Философски обращаясь уже не только к Банану, но и к каждому:
– Ты игрушка в руках обстоятельств, пойми! И то, какие будут возникать вокруг тебя и с тобой ситуации зависит только от недо-совершенства твоего внутреннего мира. Чтобы тебе это показать. А если ты не обращаешь на это внимания, да ещё и пытаешься оправдаться, когда тебе кто-то на это указывает, ты просто пытаешься сбежать с урока из Школы Судьбы и упускаешь возможность роста. Не понимая главного: это не ты так поступил! Это было следствие твоей конструкции. Тебя использовали, как заготовку. Для того, чтобы ты поступил именно таким вот образом для каких-то своих целей: для корректировки судеб других бесов, с которыми ты начинаешь взаимодействовать. А ты ещё и упорно пытаешься этого не замечать! Чтобы не перестать быть именно такой заготовкой. Побуждая поступать с тобой примерно таким же образом снова и снова. С новыми героями. В твоём случае – с героинями. Чтобы ты так и не понял, в чём тут дело. В тебе! Думая, что жизнь это некое удивительнейшее приключение! А не прикладная наука жизни, если ты начнёшь обращать на себя внимание. На (якобы) свои поступки, порождаемые твоими внутренними качествами. Сатира. Просто наблюдать. И понимать! Чтобы наконец-то начать корректировать своё поведение (через недавнее понимание того, как именно это нужно делать) и через это – менять себя.
– Так воздайте же косарю кесарево! – возопиил Банан.
– Так бери! – усмехнулся Аполлон. – Каллисто и до сих пор ждёт тебя с распростёртыми руками.
– И – ногами?
– Уже – да. Пока ты заигрывал с Сирингой, Каллисто наверняка уже сотни раз пожалела, что послушала родственников и поспешила от тебя избавиться. Её тушка уже достаточно промариновалась грустью в воспоминаниях, отслоилась от «шкуры» своих родственников, мешавших вам продолжить ваши брачные игры, и теперь вполне готова к термической обработке. Можешь смело косить с ней под кесаря. Она-то уж точно – сущее животное!
– Как ты смеешь оскорблять девушку? – возмутился Ганеша. Как лужа, в которую наступили. – Каковы бы ни были её внешние качества, она априори заслуживает уважения. Взаимоуважение – это основа культурного поведения!
– Да, да, да, – с издевкой произнес Аполлон. – До тех пор, пока мы не познаем её ливерных качеств. Согласно закону соответствия: как вверху, так и внизу.
– Ты хочешь сказать, что у некрасивой девушки не может быть красивой души? – насторожился Банан, поправляя на плече чеховское ружье и пружинно вслушиваясь в темноту. Как и любой дозорный.
– Теоретически – может, – улыбнулся Аполлон. – Ведь она должна культивировать красоту души в противовес внешнему своему уродству. Но, к сожалению, только должна. И этот долг висит над ней тяжким бременем, выдавливающим её в сферу грёз и нежностей телячьих.
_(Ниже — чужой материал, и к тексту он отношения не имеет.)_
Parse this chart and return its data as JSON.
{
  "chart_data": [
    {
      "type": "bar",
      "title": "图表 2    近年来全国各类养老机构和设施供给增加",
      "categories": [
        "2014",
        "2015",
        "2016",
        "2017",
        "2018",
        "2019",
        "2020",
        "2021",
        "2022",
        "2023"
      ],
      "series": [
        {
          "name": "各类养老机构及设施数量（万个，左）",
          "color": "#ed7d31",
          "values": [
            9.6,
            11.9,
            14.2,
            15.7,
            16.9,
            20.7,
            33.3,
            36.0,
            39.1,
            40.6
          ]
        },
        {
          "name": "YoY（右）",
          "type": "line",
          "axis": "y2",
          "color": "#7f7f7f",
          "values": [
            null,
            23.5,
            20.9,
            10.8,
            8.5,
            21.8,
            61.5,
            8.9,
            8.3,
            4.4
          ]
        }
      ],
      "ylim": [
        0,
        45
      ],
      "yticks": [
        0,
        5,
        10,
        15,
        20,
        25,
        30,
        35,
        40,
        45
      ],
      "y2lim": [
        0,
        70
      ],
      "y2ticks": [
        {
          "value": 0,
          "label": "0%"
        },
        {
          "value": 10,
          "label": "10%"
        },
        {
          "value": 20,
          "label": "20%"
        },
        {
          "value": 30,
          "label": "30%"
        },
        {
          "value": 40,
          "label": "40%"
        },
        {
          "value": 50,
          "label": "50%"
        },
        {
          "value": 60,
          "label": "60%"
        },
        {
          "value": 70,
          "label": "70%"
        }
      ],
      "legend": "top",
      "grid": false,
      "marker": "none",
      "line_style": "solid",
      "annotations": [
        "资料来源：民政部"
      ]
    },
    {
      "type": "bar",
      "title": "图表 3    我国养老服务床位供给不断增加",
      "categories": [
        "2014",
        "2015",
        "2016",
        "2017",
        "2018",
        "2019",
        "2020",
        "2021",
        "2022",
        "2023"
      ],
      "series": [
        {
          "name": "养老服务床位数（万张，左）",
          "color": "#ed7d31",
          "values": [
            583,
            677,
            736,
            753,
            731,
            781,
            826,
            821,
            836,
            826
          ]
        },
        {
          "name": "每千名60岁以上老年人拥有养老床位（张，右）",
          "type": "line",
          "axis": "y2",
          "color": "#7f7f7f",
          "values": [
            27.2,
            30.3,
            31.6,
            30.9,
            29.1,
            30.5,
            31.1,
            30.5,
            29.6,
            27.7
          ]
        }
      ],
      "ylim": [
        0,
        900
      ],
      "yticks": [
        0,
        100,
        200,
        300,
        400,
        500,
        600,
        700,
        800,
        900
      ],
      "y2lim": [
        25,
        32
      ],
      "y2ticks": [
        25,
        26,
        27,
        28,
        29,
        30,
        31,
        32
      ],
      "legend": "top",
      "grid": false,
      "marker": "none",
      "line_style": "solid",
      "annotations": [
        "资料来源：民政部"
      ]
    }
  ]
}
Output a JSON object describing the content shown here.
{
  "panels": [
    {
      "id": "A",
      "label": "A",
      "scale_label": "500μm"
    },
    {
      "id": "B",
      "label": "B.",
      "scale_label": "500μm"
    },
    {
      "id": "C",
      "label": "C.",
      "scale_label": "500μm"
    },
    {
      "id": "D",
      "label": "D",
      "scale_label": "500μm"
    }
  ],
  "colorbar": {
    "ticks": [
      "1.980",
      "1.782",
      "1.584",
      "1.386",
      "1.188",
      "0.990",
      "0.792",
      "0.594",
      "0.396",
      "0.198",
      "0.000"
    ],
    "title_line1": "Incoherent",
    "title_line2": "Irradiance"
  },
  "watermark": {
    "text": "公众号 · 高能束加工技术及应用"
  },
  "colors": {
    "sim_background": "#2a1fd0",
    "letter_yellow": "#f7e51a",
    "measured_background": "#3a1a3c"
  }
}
– Поэтому-то все уроды столь восприимчивы к своей персоне? – оторопел Банан.
– Да так, что им нередко начинает казаться, что все люди знают или догадываются об их изъянах. И на языке недомолвок шушукаются о них друг с другом. Что заставляет их и в других людях видеть даже ещё больших нравственных уродов, находя в их малейших недостатках наглядное подтверждение своей точки зрения: на мир, как на скопище уродов. В попытке хоть как-то оправдать для себя своё нравственное уродство.
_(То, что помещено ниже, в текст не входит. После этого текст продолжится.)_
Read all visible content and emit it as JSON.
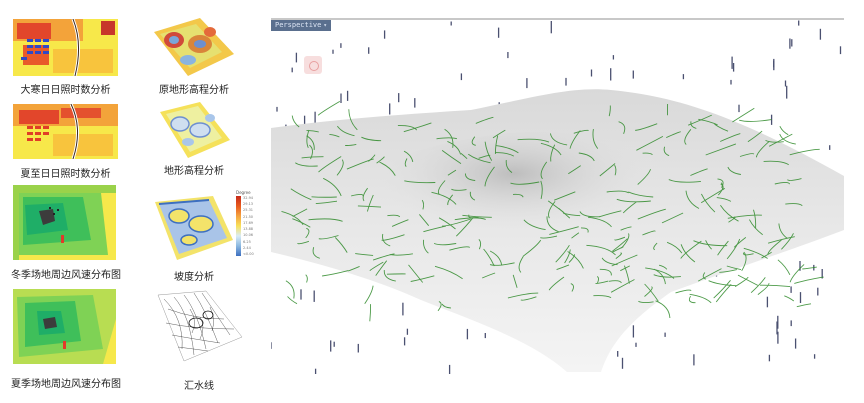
{
  "thumbnails": [
    {
      "caption": "大寒日日照时数分析",
      "kind": "sunlight-winter"
    },
    {
      "caption": "原地形高程分析",
      "kind": "original-elevation"
    },
    {
      "caption": "夏至日日照时数分析",
      "kind": "sunlight-summer"
    },
    {
      "caption": "地形高程分析",
      "kind": "terrain-elevation"
    },
    {
      "caption": "冬季场地周边风速分布图",
      "kind": "wind-winter"
    },
    {
      "caption": "坡度分析",
      "kind": "slope"
    },
    {
      "caption": "夏季场地周边风速分布图",
      "kind": "wind-summer"
    },
    {
      "caption": "汇水线",
      "kind": "catchment-lines"
    }
  ],
  "slope_legend": {
    "title": "Degree",
    "ticks": [
      "32.94",
      "29.13",
      "25.31",
      "21.50",
      "17.69",
      "13.88",
      "10.06",
      "6.25",
      "2.44",
      "<0.00"
    ]
  },
  "viewport": {
    "tab_label": "Perspective",
    "icon": "perspective-cube-icon"
  },
  "colors": {
    "terrain": "#e6e6e6",
    "flow_lines": "#2f8a2a",
    "viewport_tab": "#5a6f8e"
  }
}
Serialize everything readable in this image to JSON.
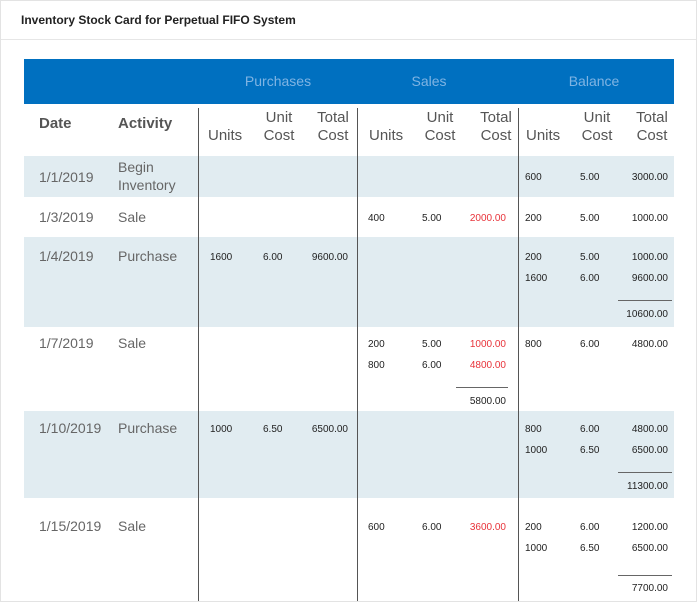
{
  "title": "Inventory Stock Card for Perpetual FIFO System",
  "colors": {
    "band": "#0070c0",
    "shade": "#e1ecf1",
    "sales_total": "#e8333a"
  },
  "groups": {
    "purchases": "Purchases",
    "sales": "Sales",
    "balance": "Balance"
  },
  "headers": {
    "date": "Date",
    "activity": "Activity",
    "units": "Units",
    "unit_cost_1": "Unit",
    "unit_cost_2": "Cost",
    "total_cost_1": "Total",
    "total_cost_2": "Cost"
  },
  "rows": [
    {
      "date": "1/1/2019",
      "activity": [
        "Begin",
        "Inventory"
      ],
      "purchases": [],
      "sales": [],
      "sales_total": "",
      "balance": [
        {
          "units": "600",
          "unit_cost": "5.00",
          "total": "3000.00"
        }
      ],
      "balance_total": ""
    },
    {
      "date": "1/3/2019",
      "activity": [
        "Sale"
      ],
      "purchases": [],
      "sales": [
        {
          "units": "400",
          "unit_cost": "5.00",
          "total": "2000.00"
        }
      ],
      "sales_total": "",
      "balance": [
        {
          "units": "200",
          "unit_cost": "5.00",
          "total": "1000.00"
        }
      ],
      "balance_total": ""
    },
    {
      "date": "1/4/2019",
      "activity": [
        "Purchase"
      ],
      "purchases": [
        {
          "units": "1600",
          "unit_cost": "6.00",
          "total": "9600.00"
        }
      ],
      "sales": [],
      "sales_total": "",
      "balance": [
        {
          "units": "200",
          "unit_cost": "5.00",
          "total": "1000.00"
        },
        {
          "units": "1600",
          "unit_cost": "6.00",
          "total": "9600.00"
        }
      ],
      "balance_total": "10600.00"
    },
    {
      "date": "1/7/2019",
      "activity": [
        "Sale"
      ],
      "purchases": [],
      "sales": [
        {
          "units": "200",
          "unit_cost": "5.00",
          "total": "1000.00"
        },
        {
          "units": "800",
          "unit_cost": "6.00",
          "total": "4800.00"
        }
      ],
      "sales_total": "5800.00",
      "balance": [
        {
          "units": "800",
          "unit_cost": "6.00",
          "total": "4800.00"
        }
      ],
      "balance_total": ""
    },
    {
      "date": "1/10/2019",
      "activity": [
        "Purchase"
      ],
      "purchases": [
        {
          "units": "1000",
          "unit_cost": "6.50",
          "total": "6500.00"
        }
      ],
      "sales": [],
      "sales_total": "",
      "balance": [
        {
          "units": "800",
          "unit_cost": "6.00",
          "total": "4800.00"
        },
        {
          "units": "1000",
          "unit_cost": "6.50",
          "total": "6500.00"
        }
      ],
      "balance_total": "11300.00"
    },
    {
      "date": "1/15/2019",
      "activity": [
        "Sale"
      ],
      "purchases": [],
      "sales": [
        {
          "units": "600",
          "unit_cost": "6.00",
          "total": "3600.00"
        }
      ],
      "sales_total": "",
      "balance": [
        {
          "units": "200",
          "unit_cost": "6.00",
          "total": "1200.00"
        },
        {
          "units": "1000",
          "unit_cost": "6.50",
          "total": "6500.00"
        }
      ],
      "balance_total": "7700.00"
    }
  ]
}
– Чтобы не прилагать усилий для собственного духовного роста, – с усмешкой заключил Банан, пожалев на этого уродца даже патрон. И не выстрелив из чеховского ружья в сердце каждого.
– Да и – внешних изменений. То есть урод не только видит уродов в других, но и пытается их ещё больше изуродовать. Чтобы, через это, хоть как-то возвыситься в собственных глазах. Или ты думаешь, откуда берутся всё новые убийцы и маньяки? Поэтому я, если честно, не советовал бы приближаться к Каллисто даже на расстояние пушечного выстрела! Так дальнобойко её уродство.